Don’t Respond to Everything — and Watch Things Get Better
If you’re the type of parent who cannot “let it go,” you are almost destined to have conflicts with your child.
Marci is like that. She says that she cannot tolerate sassiness and backtalk from her teenage son.
“When I confronted him once about being sassy to me, he got an even greater attitude and I slapped him,” Marci confessed. “That’s when he said he was going to live with his father.”
Diane is like that, too. “My daughter is only nine,” Diane says, “and I didn’t expect her to be disrespectful and sarcastic yet. But she is. And when she gets a tone, I have to say something to her.”
However, Diane has also learned that confronting her daughter doesn’t make things any better. “She has to have the last word – just I like do,” she says. “So we end up getting mad at each other.”
Diane says her husband and friends have told her to just let some of that go. “I try,” Diane says, “but I have trouble doing that. It’s like I’m compelled to say something.” She says that she feels like if she doesn’t say something to her daughter, that her daughter’s sassiness and disrespect will get worse and worse.
Paul has similar concerns about his two children. “I can’t just ignore things,” Paul says. “If they’re wrong, then I have to say something.”
It’s not that you’re a bad parent or unable to parent effectively if you have to respond to everything that upsets or bothers you. It’s just that there are so many issues with children and teens, if you’re what I tend to call an “active intervener,” then you’ll be intervening all the time.
Diane comments that while she doesn’t let her daughter get away with backtalk, sassiness, or a sarcastic tone, she also tends to talk to her frequently about her temper, her schoolwork, her fights with her sister, and the way she treats her friends. “I seem to be on her for everything,” Diane comments. “She tells me I’m always yelling at her and I think from her point of view she’s probably right.”
That’s one of the problems with being an active intervener and trying to deal with every issue. Your child will feel like you’re always yelling or criticizing them. Also, when you pounce on every misdeed by your child, you don’t give them a chance to correct their own behavior. In addition, you may fail to give yourself a chance for reflection and a better understanding of underlying issues or problems.
For example, when Jeffrey was helping his 15-year-old son with his English homework, he asked his son to read aloud the chapter review questions he was trying to answer.
“Why do I have to do that?” his son asked sarcastically. “I do a lot of reading in school and you’re trying to make me read at home.
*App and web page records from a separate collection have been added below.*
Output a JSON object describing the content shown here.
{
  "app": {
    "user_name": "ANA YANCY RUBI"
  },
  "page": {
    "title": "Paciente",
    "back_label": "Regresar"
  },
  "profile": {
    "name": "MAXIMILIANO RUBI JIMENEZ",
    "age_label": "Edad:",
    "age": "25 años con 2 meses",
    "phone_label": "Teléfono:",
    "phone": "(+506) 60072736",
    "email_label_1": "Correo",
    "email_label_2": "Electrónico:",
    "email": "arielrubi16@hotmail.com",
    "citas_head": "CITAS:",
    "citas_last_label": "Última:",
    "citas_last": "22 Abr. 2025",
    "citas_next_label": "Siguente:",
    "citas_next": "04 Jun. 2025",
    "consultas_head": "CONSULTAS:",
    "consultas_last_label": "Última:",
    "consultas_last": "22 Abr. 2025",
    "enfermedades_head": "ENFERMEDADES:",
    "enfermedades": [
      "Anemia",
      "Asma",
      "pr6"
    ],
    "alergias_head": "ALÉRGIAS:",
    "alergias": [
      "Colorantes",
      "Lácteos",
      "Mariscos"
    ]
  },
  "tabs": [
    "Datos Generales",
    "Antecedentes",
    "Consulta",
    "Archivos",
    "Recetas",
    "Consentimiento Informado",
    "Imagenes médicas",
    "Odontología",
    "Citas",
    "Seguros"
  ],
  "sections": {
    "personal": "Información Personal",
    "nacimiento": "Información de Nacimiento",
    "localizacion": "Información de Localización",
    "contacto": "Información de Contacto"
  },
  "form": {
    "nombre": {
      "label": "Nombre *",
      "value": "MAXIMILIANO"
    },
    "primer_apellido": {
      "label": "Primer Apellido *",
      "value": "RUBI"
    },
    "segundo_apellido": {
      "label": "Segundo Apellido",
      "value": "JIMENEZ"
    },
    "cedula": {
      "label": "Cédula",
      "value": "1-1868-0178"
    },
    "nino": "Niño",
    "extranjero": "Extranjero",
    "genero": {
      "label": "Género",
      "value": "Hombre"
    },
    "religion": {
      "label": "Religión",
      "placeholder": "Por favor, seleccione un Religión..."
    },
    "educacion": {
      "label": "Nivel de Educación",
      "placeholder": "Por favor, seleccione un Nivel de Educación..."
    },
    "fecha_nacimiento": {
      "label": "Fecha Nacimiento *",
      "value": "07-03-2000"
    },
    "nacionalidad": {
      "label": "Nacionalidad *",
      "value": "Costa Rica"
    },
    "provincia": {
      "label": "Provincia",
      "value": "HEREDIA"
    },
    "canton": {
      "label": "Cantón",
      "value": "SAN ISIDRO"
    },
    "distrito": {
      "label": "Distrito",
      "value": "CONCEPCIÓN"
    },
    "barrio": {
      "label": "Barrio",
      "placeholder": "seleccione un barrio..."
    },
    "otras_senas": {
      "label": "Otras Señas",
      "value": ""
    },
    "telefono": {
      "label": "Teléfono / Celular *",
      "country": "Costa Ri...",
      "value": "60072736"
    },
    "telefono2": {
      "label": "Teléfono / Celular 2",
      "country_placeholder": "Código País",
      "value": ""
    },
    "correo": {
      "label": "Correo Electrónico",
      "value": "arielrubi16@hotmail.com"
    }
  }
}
I’m not going to do it!”
Jeffrey’s impulse was to confront him and demand that he do it. “Yes, you are going to do it,” Jeffrey responded. “This is important for you to learn.”
“Why should I do it; I already know how to read,” his son said.
Jeffrey waited a beat before he reacted – for the most part, he admitted later, because he was so mad he couldn’t trust what he was going to say or do. But in that brief delay, he had an insight: He’s probably embarrassed by his poor reading skills. So, Jeffrey responded in a different, less confrontational manner.
“How about if I read the questions, then you try to answer them?”
“Cool,” his son said. They were able to proceed without a fight or hostility.
By giving yourself a chance to listen to what may be going on underneath the sassy, oppositional, or even defiant behavior you get from your child, you have a chance to come up with a more appropriate reaction that may cool tempers on both sides.